Seattle Sounders Season Preview: Midfield gets an offseason overhaul

Editor's Note: As the Seattle Sounders' MLS regular season opener draws closer, SoundersFC.com contributor Will Parchman will take a look at the team position by position every day this week, leading up to the team's match against Sporting Kansas City at CenturyLink Field on Sunday (4 p.m. PT; FS1/KIRO 97.3 FM/El Rey 1360AM). In the second part of the series, Parchman looks at how an offseason overhaul shaped the midfield.



If the midfield is the engine room of any lineup, then the Sounders got a major offseason overhaul under the hood to prepare for 2016.


It isn’t that the midfield was poor in 2015, or even inadequate. At times, namely over the first couple months of the season, the Sounders pulled off sublime moments of interchange that earned the team praise as one of the best passing outfits in the league.


Injury and fatigue scuttled that hot start late in the season, and by the end Seattle had become much more direct in the 4-4-2. Still successful, but the formula had clearly changed.

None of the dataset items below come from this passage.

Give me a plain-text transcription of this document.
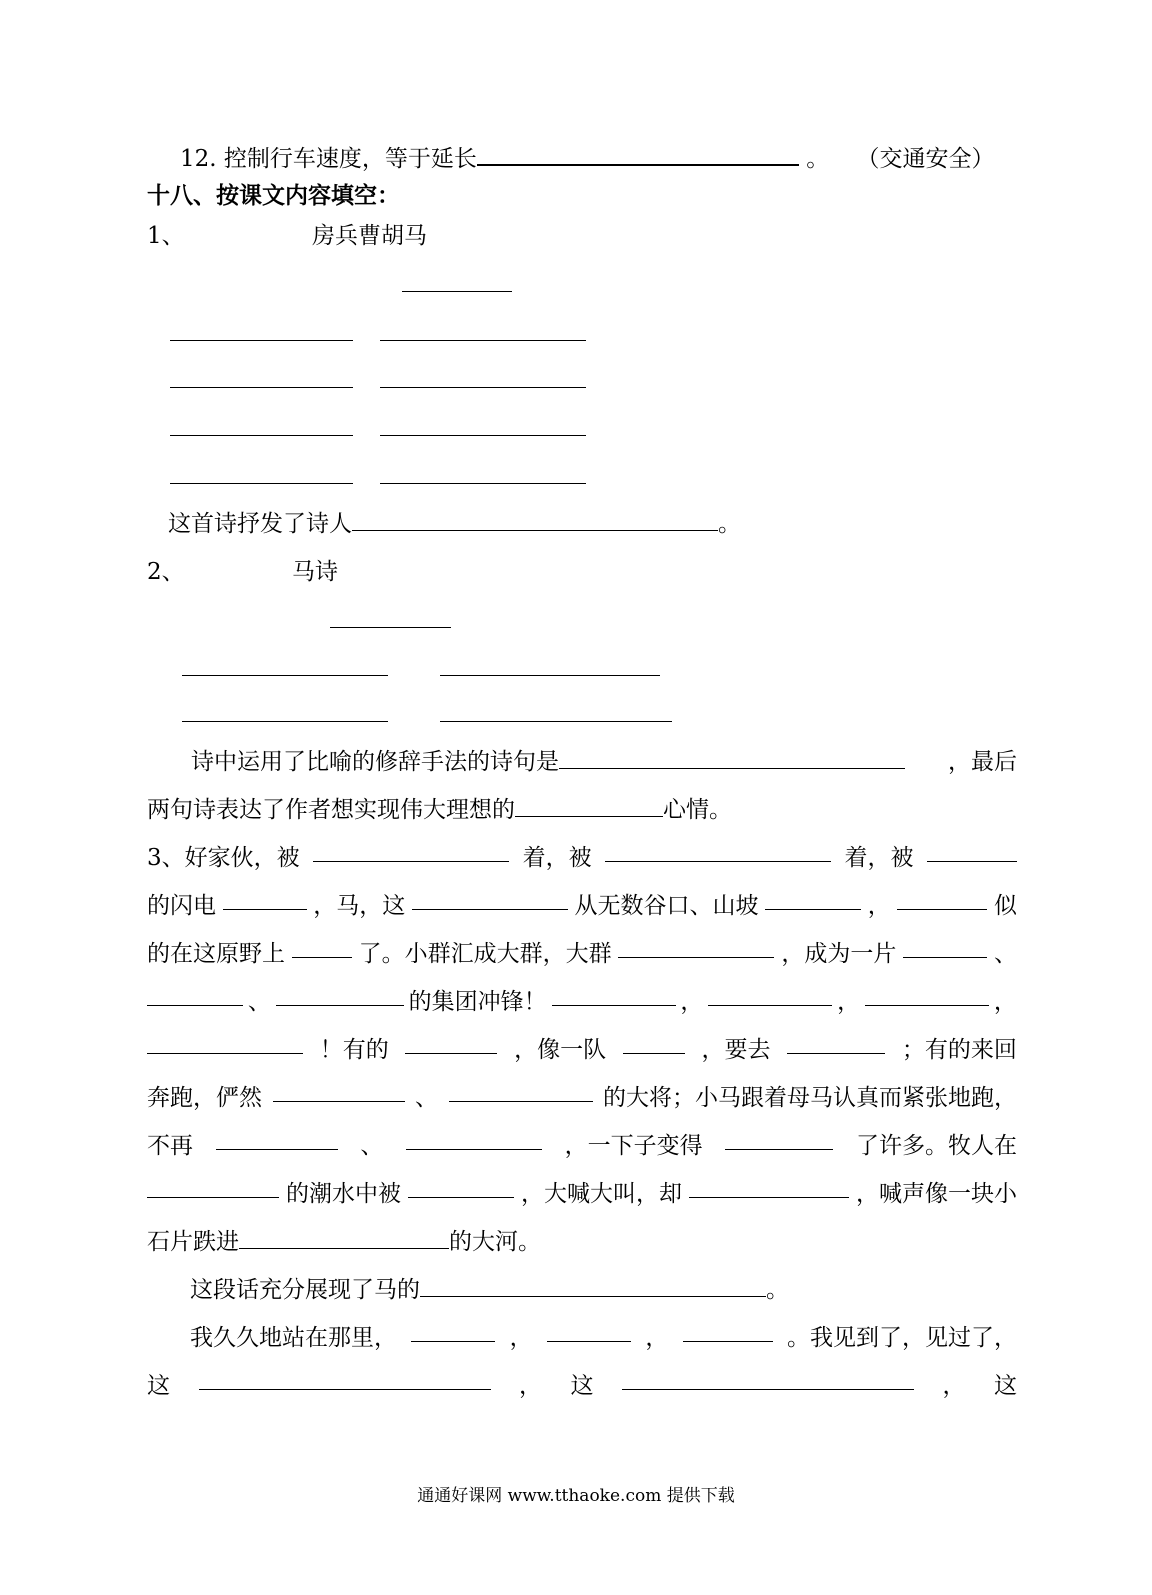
12. 控制行车速度，等于延长	。 （交通安全）
十八、按课文内容填空：
1、	房兵曹胡马
这首诗抒发了诗人	。
2、	马诗
诗中运用了比喻的修辞手法的诗句是	，最后
两句诗表达了作者想实现伟大理想的	心情。
3、好家伙，被	着，被	着，被
的闪电	，马，这	从无数谷口、山坡	，	似
的在这原野上	了。小群汇成大群，大群	，成为一片	、
、	的集团冲锋！	，	，	，
！有的	，像一队	，要去	；有的来回
奔跑，俨然	、	的大将；小马跟着母马认真而紧张地跑，
不再	、	，一下子变得	了许多。牧人在
的潮水中被	，大喊大叫，却	，喊声像一块小
石片跌进	的大河。
这段话充分展现了马的	。
我久久地站在那里，	，	，	。我见到了，见过了，
这	， 这	， 这
通通好课网 www.tthaoke.com 提供下载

A drastic alteration in the offseason should make 2016 another interesting one to monitor, particularly in the middle.


Part of the reason for the move to the 4-3-3 in the offseason was the plentiful options up top, but the midfield arrangement had its say as well. The departure of Andy Rose and particularly of Gonzalo Pineda made the tactical choices a numbers game. What do you do with what’s left?



By the end of the preseason, Sounders coach Sigi Schmid presciently arranged Osvaldo Alonso in his comfortable holding slot above the center backs and dropped in Erik Friberg next to him. In defense, this would play out like a solid bank of two in the middle, shielding the center backs and providing cover for any chasing attacking players dropping in to defend.


What was unclear is what would happen to Andreas Ivanschitz. And it seems we have our answer.


It’s been seemingly eons since the Sounders had a true central attacking midfielder chained to the hole behind the lead strikers, and Ivanschitz never seemed like that player. At least not last year. But in preseason experiments - which were backed up in Seattle’s CONCACAF Champions League matchup with Club América last week - Ivanschitz displayed a robust sense of attacking space in that No. 10 role.


However much of an experiment that ultimately was is up for debate, but the results were undoubtedly positive. Just like that, Schmid’s 4-3-3 had its first choice midfield for the start of the season.


Imagine the midfield like an amorphous triangle, its angles shifting and breaking and coming together again as it both tracks the opposition and builds attacks of its own. That kind of predictable unpredictability is something the midfield in a 4-3-3 relies upon. Will Friberg set off on an adventure toward the opposition penalty area, overlapping on a dropping Ivanschitz? Or will Alonso and Friberg sit back, adjusting to a rampant attack while Ivanschitz circulates possession in his own half?


The options here are worth mentioning. And they are legion.


The bigger concern is who fills in off the bench over the course of a lengthy season. Not only did the Sounders lose Pineda and Rose, but Micheal Azira is now in Colorado, which means there are fewer depth options in central midfield than arguably anywhere else on the first team roster. That becomes especially key now that the Sounders are playing with, essentially, three central midfielders.



The first option for now appears to be Cristian Roldan, the young Generation adidas signee who showed encouraging strides during his rookie campaign in 2015. Roldan came out of the University of Washington as a box-to-box midfielder, but he began making the transition to Alonso’s heir apparent last year. All the early signs point to that continuing into 2016 as Schmid grooms Roldan to step into that role in the future.


The offseason signing of veteran MLS central midfielder Nathan Sturgis now seems more critical than ever. Sturgis, who’s in his second stint with the team, will likely not be a first choice defensive midfielder, but if last year was any indication, he should expect to see plenty of time when the season gets hot in the summer.


If the depth is concerning, the good news is that the first choice three-man midfield in the 4-3-3 already looks as robust as any in MLS this year. If Seattle can stay healthy there - and that’s a monumental if - there’s no reason this crew can’t set a few new benchmarks in 2016.